Our field method does not have the power to distinguish how trees differentially respond to both deer species and thus, we can only test how saplings respond to the combined effect of roe deer and red deer. Thus, roe deer and red deer showed a weak increase in patch utilization in sapling communities dominated by F. sylvatica and a reduced patch utilization in sapling communities dominated by B. pendula, B. pubescens, P. sylvestris, Q. rubra and P. menziesii (Electronic Supplemental Material A4). This suggests that deer spend less time in palatable tree communities where they get more energy from readily available nutrients and hide in denser forest stand rather than in more open understory shrub stands. Interestingly, the positive association between F. sylvatica with deer patch utilization is explained by the tolerance to browsing by this tree species (Vandenberghe et al. 2008).

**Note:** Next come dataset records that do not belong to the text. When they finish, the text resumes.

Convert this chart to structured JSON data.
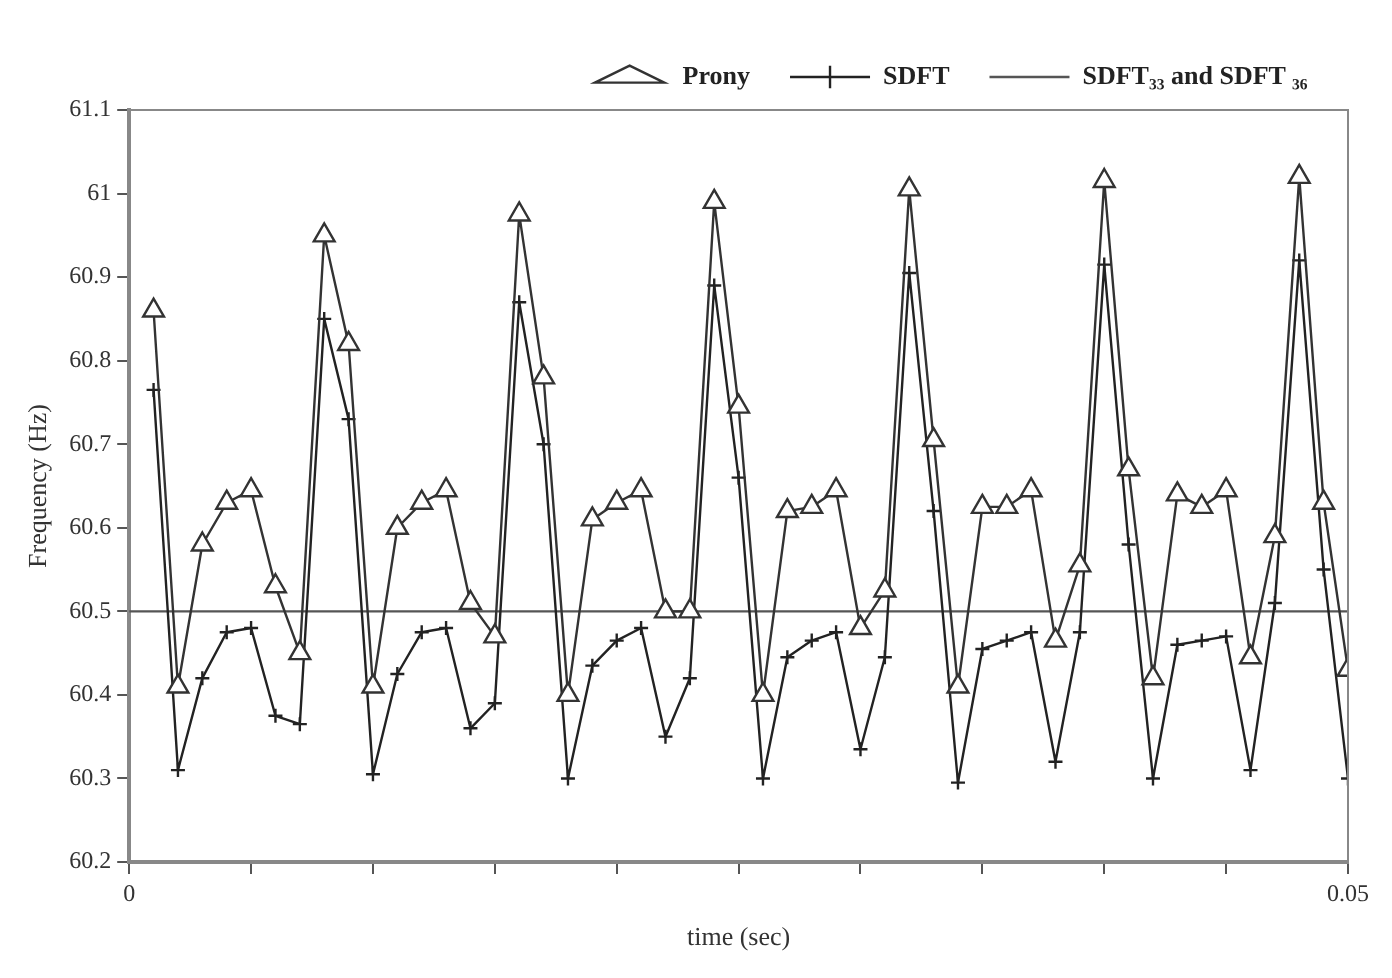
{
  "chart_data": {
    "type": "line",
    "xlabel": "time (sec)",
    "ylabel": "Frequency (Hz)",
    "x": [
      0.001,
      0.002,
      0.003,
      0.004,
      0.005,
      0.006,
      0.007,
      0.008,
      0.009,
      0.01,
      0.011,
      0.012,
      0.013,
      0.014,
      0.015,
      0.016,
      0.017,
      0.018,
      0.019,
      0.02,
      0.021,
      0.022,
      0.023,
      0.024,
      0.025,
      0.026,
      0.027,
      0.028,
      0.029,
      0.03,
      0.031,
      0.032,
      0.033,
      0.034,
      0.035,
      0.036,
      0.037,
      0.038,
      0.039,
      0.04,
      0.041,
      0.042,
      0.043,
      0.044,
      0.045,
      0.046,
      0.047,
      0.048,
      0.049,
      0.05
    ],
    "series": [
      {
        "name": "Prony",
        "color": "#333333",
        "marker": "triangle",
        "values": [
          60.86,
          60.41,
          60.58,
          60.63,
          60.645,
          60.53,
          60.45,
          60.95,
          60.82,
          60.41,
          60.6,
          60.63,
          60.645,
          60.51,
          60.47,
          60.975,
          60.78,
          60.4,
          60.61,
          60.63,
          60.645,
          60.5,
          60.5,
          60.99,
          60.745,
          60.4,
          60.62,
          60.625,
          60.645,
          60.48,
          60.525,
          61.005,
          60.705,
          60.41,
          60.625,
          60.625,
          60.645,
          60.465,
          60.555,
          61.015,
          60.67,
          60.42,
          60.64,
          60.625,
          60.645,
          60.445,
          60.59,
          61.02,
          60.63,
          60.43
        ]
      },
      {
        "name": "SDFT",
        "color": "#222222",
        "marker": "cross",
        "values": [
          60.765,
          60.31,
          60.42,
          60.475,
          60.48,
          60.375,
          60.365,
          60.85,
          60.73,
          60.305,
          60.425,
          60.475,
          60.48,
          60.36,
          60.39,
          60.87,
          60.7,
          60.3,
          60.435,
          60.465,
          60.48,
          60.35,
          60.42,
          60.89,
          60.66,
          60.3,
          60.445,
          60.465,
          60.475,
          60.335,
          60.445,
          60.905,
          60.62,
          60.295,
          60.455,
          60.465,
          60.475,
          60.32,
          60.475,
          60.915,
          60.58,
          60.3,
          60.46,
          60.465,
          60.47,
          60.31,
          60.51,
          60.92,
          60.55,
          60.3
        ]
      },
      {
        "name": "SDFT₃₃ and SDFT ₃₆",
        "color": "#555555",
        "marker": "none",
        "x": [
          0,
          0.05
        ],
        "values": [
          60.5,
          60.5
        ]
      }
    ],
    "xlim": [
      0,
      0.05
    ],
    "xticks": [
      0,
      {
        "value": 0.005,
        "label": null
      },
      {
        "value": 0.01,
        "label": null
      },
      {
        "value": 0.015,
        "label": null
      },
      {
        "value": 0.02,
        "label": null
      },
      {
        "value": 0.025,
        "label": null
      },
      {
        "value": 0.03,
        "label": null
      },
      {
        "value": 0.035,
        "label": null
      },
      {
        "value": 0.04,
        "label": null
      },
      {
        "value": 0.045,
        "label": null
      },
      0.05
    ],
    "ylim": [
      60.2,
      61.1
    ],
    "yticks": [
      60.2,
      60.3,
      60.4,
      60.5,
      60.6,
      60.7,
      60.8,
      60.9,
      61,
      61.1
    ],
    "grid": false,
    "legend": "top",
    "line_style": "solid"
  }
}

When assessing the total percentage of browsed saplings discriminated by tree species, deer have a strong preference for broadleaf species (browsed sapling ranged between 12 and 41% per species) over conifers (browsed saplings ranged between 0.8 and 2.5% per species). Selective herbivory often leads to changes in forest composition. Tree diversity increased as a response to light in the understory (β = 0.16). When assessing the responses of the PCA axes we found that tree composition along Dim1 was negatively explained by deer browsing (β = − 0.22) and positively explained by light (β = 0.18), while tree composition along Dim2 was positively explained by light (β = 0.38) and not by deer activity. Suggesting that abiotic conditions followed by herbivory are important factors shaping forest recruitment in these forests (Kuijper et al. 2010).

Research outlook

We found that top-down and deer population abundance have similar, simultaneous and strong effects on both red and roe deer, but only roe deer were affected by bottom-up forces. The lack of relationship between red deer and bottom-up forces might have been an artifact of the chosen variables as they do not capture the full breadth of how the landscape matrix shapes behavioural responses of red deer. The Veluwe is the largest continuous forest in the Netherlands and attracts millions of recreationists every year. On-site, people engage in several activities that disturb the environment and because of the complexity of the interactions, it is not entirely understood how these activities affect wildlife. The most common are nature watchers, athletes and recreationalists. By scaling-up the survey design it will be possible to have a wider understanding of how population size of deer, top-down and bottom-up forces regulate patch utilization by a strict browser and a mix feeder (Ramirez 2021). This can be achieved by including all habitat types (i.e., forest, heath and grassland), quantifying number of visitors per area and applying a longitudinal approach that captures shifts in patch utilization by deer as a response to seasonality.

Conclusion

We found that top-down and deer population abundance have similar, simultaneous and strong effects on both red and roe deer, but only roe deer were affected by bottom-up forces. Suggesting that the time roe deer spend in a patch is adequate for not increasing or decreasing the recruitment heterogeneity of these forests. Yet, light availability proved to be the most important factor in shaping forest composition and diversity. The fact that these results are species specific, even when species live in the same area and belong to the same animal guild, confirms that roe deer and red deer differentially experience, interact with and shape their surrounding landscape.